Si fanno sparire in fretta e furia i feti-gadget di ProVita, applausi a scena aperta a Cruciani e Maglie (due libertari prochoice) e pure a Zaia che dice “l’omofobia è una patologia”. Bussetti arriva a Verona dicendo che non sposa “l’ideologia del congresso”.

Il congresso dal canto suo tenterà di compiacere i politici accontentandosi di qualche slogan e di un po’ di vaghe promesse. E invece dovrebbe fischiarli e contestarli. Se non lo farà, senza mettere loro pressione, tra tre mesi questo governo darà all’Italia la legge sull’eutanasia, dopo la triptorelina gratuita. E verrete qui a dire che il Popolo della Famiglia aveva ragione. Gridate prima che il danno venga fatto, questi politici non credono a nulla di ciò in cui credete voi, non firmate questa cambiale in bianco a gente senza principi, interessata solo ai vostri voti e non alle vostre idee. Vi stanno fregando, ridendo della vostra deferente subalternità.

Ora schiena dritta e uno scatto d’orgoglio: avete duecento giornalisti davanti, tirate ai ministri una mazzata nei denti e dite loro la verità. Che fino ad oggi per la famiglia Salvini e Fontana hanno fatto zero, niente totale, pur avendo tutte le leve del potere in mano.

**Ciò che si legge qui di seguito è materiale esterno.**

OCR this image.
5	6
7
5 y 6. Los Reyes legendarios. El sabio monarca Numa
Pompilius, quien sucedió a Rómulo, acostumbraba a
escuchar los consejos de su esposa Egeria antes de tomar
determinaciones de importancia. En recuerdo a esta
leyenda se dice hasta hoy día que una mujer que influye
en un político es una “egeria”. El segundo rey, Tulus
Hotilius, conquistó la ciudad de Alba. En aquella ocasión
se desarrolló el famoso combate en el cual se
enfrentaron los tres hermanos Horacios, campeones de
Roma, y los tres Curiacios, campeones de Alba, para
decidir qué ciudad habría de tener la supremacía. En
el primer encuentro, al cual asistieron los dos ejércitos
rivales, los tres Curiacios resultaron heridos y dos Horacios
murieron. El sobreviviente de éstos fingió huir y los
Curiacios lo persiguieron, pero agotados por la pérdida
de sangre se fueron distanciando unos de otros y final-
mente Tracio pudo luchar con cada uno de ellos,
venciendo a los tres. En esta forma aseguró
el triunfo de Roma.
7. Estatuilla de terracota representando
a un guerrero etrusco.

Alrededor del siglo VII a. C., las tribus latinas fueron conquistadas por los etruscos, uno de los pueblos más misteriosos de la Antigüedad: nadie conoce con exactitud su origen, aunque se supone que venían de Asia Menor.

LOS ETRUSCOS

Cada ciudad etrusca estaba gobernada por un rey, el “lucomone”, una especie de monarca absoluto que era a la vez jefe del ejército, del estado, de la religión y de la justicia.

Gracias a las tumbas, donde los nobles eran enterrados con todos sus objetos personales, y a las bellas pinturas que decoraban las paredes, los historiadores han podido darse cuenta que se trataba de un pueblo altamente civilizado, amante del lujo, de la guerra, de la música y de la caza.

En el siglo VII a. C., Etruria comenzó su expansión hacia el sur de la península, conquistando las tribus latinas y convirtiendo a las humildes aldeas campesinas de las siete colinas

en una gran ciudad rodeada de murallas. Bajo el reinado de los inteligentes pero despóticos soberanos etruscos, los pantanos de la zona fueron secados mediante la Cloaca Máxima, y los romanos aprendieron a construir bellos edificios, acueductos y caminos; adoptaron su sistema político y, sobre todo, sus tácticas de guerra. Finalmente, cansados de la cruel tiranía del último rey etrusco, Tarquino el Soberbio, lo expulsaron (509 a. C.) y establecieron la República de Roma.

Che Salvini può fare l’imbonitore in tv, ma la verità è che i papà e le mamme con lui al governo pagano più tasse (a maggio vanno su addizionali comunali e regionali). Che di chiacchiere ideologiche non sapete che farvene, ora servono impegni politici concreti. Pure sulla vita, oltre che sulla famiglia. Non fateli passare indenni con inutili applausi a parole vuote.